Like the mortuary sword, the Hounslow Hanger is a uniquely English sword that was made
for a relatively short period of time and carried by many officers during the English Civil
War. Generally following the style of 17th C hunting swords, this distinct hilt style came
from the sword mill in Hounslow (near London) in the 1630’s. The Hounslow mill was set
up by German blade makers enticed to emigrate to England by King Charles I. Prior to this
there was no established blade making industry in the British Isles and blades had to be
imported from the Continent. The feature that defines the “Hounslow Hanger” is its
distinctive capstan pommel with scrolled cap to which the knuckle bow is attached by a
screw. This example with asymmetrical iron shell guard with reverse quillon and a pair of
S-shaped bars connecting to the shell-shaped lower knuckle guard. Extending upward
from this is a riveted flat bar which joins the pommel in the normal fashion with a screw.

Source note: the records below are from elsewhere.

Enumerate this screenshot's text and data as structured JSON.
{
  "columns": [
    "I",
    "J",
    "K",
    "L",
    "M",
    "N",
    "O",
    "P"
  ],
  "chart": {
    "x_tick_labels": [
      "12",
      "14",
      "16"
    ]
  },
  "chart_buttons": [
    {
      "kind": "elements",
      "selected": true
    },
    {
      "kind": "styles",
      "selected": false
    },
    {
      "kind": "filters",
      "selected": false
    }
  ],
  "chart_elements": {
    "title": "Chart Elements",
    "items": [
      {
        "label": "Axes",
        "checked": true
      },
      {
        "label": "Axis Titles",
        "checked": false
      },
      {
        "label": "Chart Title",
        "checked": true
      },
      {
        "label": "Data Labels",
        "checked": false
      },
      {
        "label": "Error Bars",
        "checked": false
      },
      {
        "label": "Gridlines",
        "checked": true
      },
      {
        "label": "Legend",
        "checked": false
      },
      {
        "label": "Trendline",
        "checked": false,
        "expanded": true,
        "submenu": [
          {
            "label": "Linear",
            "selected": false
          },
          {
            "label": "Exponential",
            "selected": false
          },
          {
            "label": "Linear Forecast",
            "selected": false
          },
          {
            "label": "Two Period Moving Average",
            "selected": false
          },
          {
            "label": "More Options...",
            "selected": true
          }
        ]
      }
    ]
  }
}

This is either a unique method of construction, or an old repair. Regardless, the twin rivets
give the impression of a pair of eyes when viewed from the front. Pommel of typical
Hounslow style with conical button and spiral wood grip (2″ crack at the base). Curved 25
3/4″ single-edged blade with long fuller at the back edge and hatchet point; stamped with
an “X” inside an oval mark on both sides with traces of an engraved design at the forte.
Metal parts with light pitting and a dark gunmetal gray patina, the blade with several edge
nicks, wood grip with dark rich patina. Overall length 31 1/4″.